Attachons-nous, au-delà de cet objectif déraisonnable, au coût socioéconomique et écologique de cette obstination fossile qui m'a fait dire que les gaz de schiste, c'est l'énergie du désespoir ; on pourrait dire aussi que l'énergie fossile, c'est l'énergie des dinosaures, alors qu'il faut, au contraire, démontrer notre capacité à évoluer vers un modèle alternatif durable. En fait, les gaz de schiste, dits par euphémisation calculée « non conventionnels », sont connus depuis longtemps, mais, jusqu'au renchérissement des hydrocarbures, on estimait leur extraction bien trop coûteuse.

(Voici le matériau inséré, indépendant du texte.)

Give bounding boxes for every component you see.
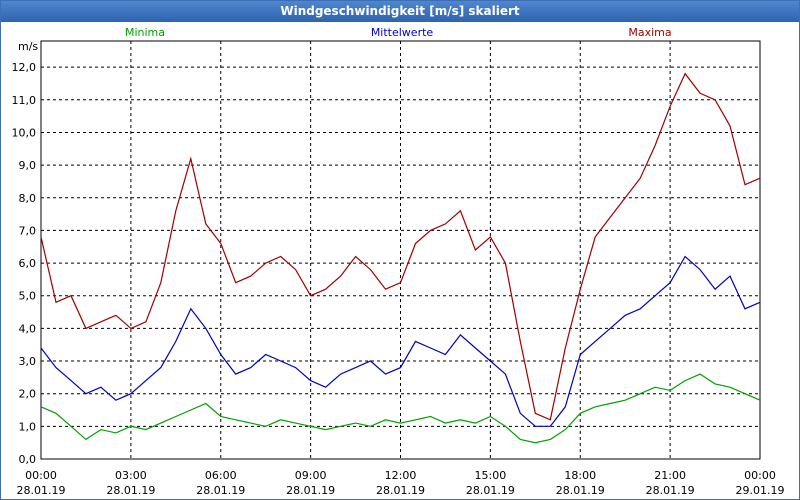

Ce seul aveu semble coiffer le débat d'une auréole éblouissante de déraison.
S'agissant des techniques disponibles et mobilisables, nous disposons d'un retour d'expérience à la suite de ce qui a été fait en la matière sur le continent nord-américain, aux États-Unis – en Pennsylvanie – et au Canada. Lorsque vous avez répondu, madame la ministre, à nos questionnements, nous avons bien entendu que vous vous opposeriez personnellement à toute exploitation à la faveur des techniques et procédés mis en oeuvre sur le continent américain, dont les dangers ont été largement évoqués. Comme nous ne connaissons pas, aujourd'hui, d'autres techniques, opposez-vous donc dès à présent à l'exploration et à l'exploitation des gaz et huiles de schiste.

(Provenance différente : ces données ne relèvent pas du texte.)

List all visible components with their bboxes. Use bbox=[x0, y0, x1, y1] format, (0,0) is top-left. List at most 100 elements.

Je ne reviens pas sur la liste des dangers, pollutions et risques pour la santé et l'environnement qu'induisent les procédés de fracturation hydraulique et techniques d'exploitation disponibles, ni sur l'énorme gaspillage d'eau qu'ils impliquent. Je me permets seulement d'ajouter au débat les termes d'une étude de l'agence américaine de l'environnement, qui s'est intéressée au fait que l'eau se lie avec d'autres molécules des sols, comme les molécules de benzène, d'uranium ou de radium, éléments radioactifs. Elle met en évidence des taux de radioactivité des eaux usées non absorbées allant jusqu'à mille fois les taux tolérés.
Au moment même où nous examinons cette proposition de résolution, on vient d'apprendre qu'au Québec l'entreprise Canbriam devra, à la demande du ministère des ressources naturelles, fermer définitivement, dans les prochains jours, l'un de ses puits d'exploration – je dis bien « d'exploration » et non « d'exploitation » – de gaz de schiste : les inspecteurs ont notamment trouvé des fuites de sept à dix mètres autour de la structure. Toujours selon ce ministère, il y avait aussi une migration et des émanations de gaz partout autour du puits. Avons-nous, en France, la prétention de faire mieux ?
Quel est enfin le but des trois permis accordés en France en avril ? Il s'agit d'exploration, cela nous a été assez répété. L'exploration a pour but de quantifier le potentiel des gisements français, pas d'expérimenter de nouvelles techniques plus propres et mieux maîtrisées. Alors admettons que ces gisements soient riches. Et après ? Une seule question se pose : vu le bilan humain et écologique probable d'une telle exploitation, faut-il exploiter ces hydrocarbures non conventionnels ?
Nous en arrivons à l'autre aspect de la question. Il s'agit d'arrêter un choix de société dans le respect des règles d'information et de prise de décision fixées. Or, pour que nous en soyons arrivés à la situation d'aujourd'hui, elles ont été incroyablement négligées.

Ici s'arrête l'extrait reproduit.